There is a fundamental flaw in the analyses of raw mass spectrometry data. And that is: in order to find objects in data, you need prior knowledge of their existence. This impacts an analysis in two ways: 1) you need to know what you are looking for before you start looking, and 2) you can only look for an object which is already known to science. However, nature is not so accommodating, and new forms of modifications are regularly discovered, intimating a ‘dark world’ of biological processes as yet unknown to us. This intrinsically affects mass spectrometry database searching as, in general (barring Byonic’s Wildcard search, and Mascot’s Error tolerant search), any modification to a peptide needs to be initially specified in a separate PTM database of previously known modifications. Spectra with modifications that fall outside of this database are discarded resulting in a substantial loss of information for the researcher. Hence we arrive at what are referred to as ‘blind’ database search engines, of which MODa and MSFragger are the latest instalments. A blind search engine looks for any mass shift to any residue on a peptide sequence (in the case of MSFragger the mass shift is limited to the precursor mass and does not locate to a residue – this results in substantially faster search times). However, there is a significant, and not to be dismissed lightly, drawback to these searches, and that is that the probability space for potential target matches exponentially increases in a combinatorial explosion, which dramatically increases the time needed to perform a search. To counter this, we, in partnership with ITZ, have installed both MODa and MSFragger on the University’s High Performance Cluster (HPC) supercomputer which consists of over 250 virtual cores and operates at ~ 260 Teraflops.

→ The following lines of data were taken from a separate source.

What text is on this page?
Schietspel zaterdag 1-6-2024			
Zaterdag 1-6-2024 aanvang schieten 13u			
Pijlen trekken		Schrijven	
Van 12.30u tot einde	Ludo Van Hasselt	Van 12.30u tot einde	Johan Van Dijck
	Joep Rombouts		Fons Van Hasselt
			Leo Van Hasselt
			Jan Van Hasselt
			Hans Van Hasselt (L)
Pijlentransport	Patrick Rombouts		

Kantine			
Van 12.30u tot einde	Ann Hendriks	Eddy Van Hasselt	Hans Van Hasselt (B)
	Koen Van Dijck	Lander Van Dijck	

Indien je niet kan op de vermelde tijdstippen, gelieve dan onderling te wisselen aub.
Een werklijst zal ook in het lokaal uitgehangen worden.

Mass spectrometry of proteins comes in two principle flavours which are typically called ‘bottom-up’ and ‘top-down’ types of workflows. Bottom-up analyses attempt to characterize a protein through measuring smaller chunks, or ‘peptides’ of proteins. These processes are covered through using software packages such as Mascot and Byonic. However, top-down analytical pathways provide critical information about the protein as a whole. Its precise mass can tell a researcher whether the protein is indeed ‘intact’; the number and types of modifications it possesses; is it chemically bonded to other proteins or macromolecules, and combined with chromatography over a time series, how these characteristics can change over time. The software package ‘Intact Mass’ is the only manufacturer-independent software application which can provide very high resolution analytics to the overwhelmingly complex raw data produced by top-down experiments. It is a crucial piece of infrastructure for a Proteomic Core Facility.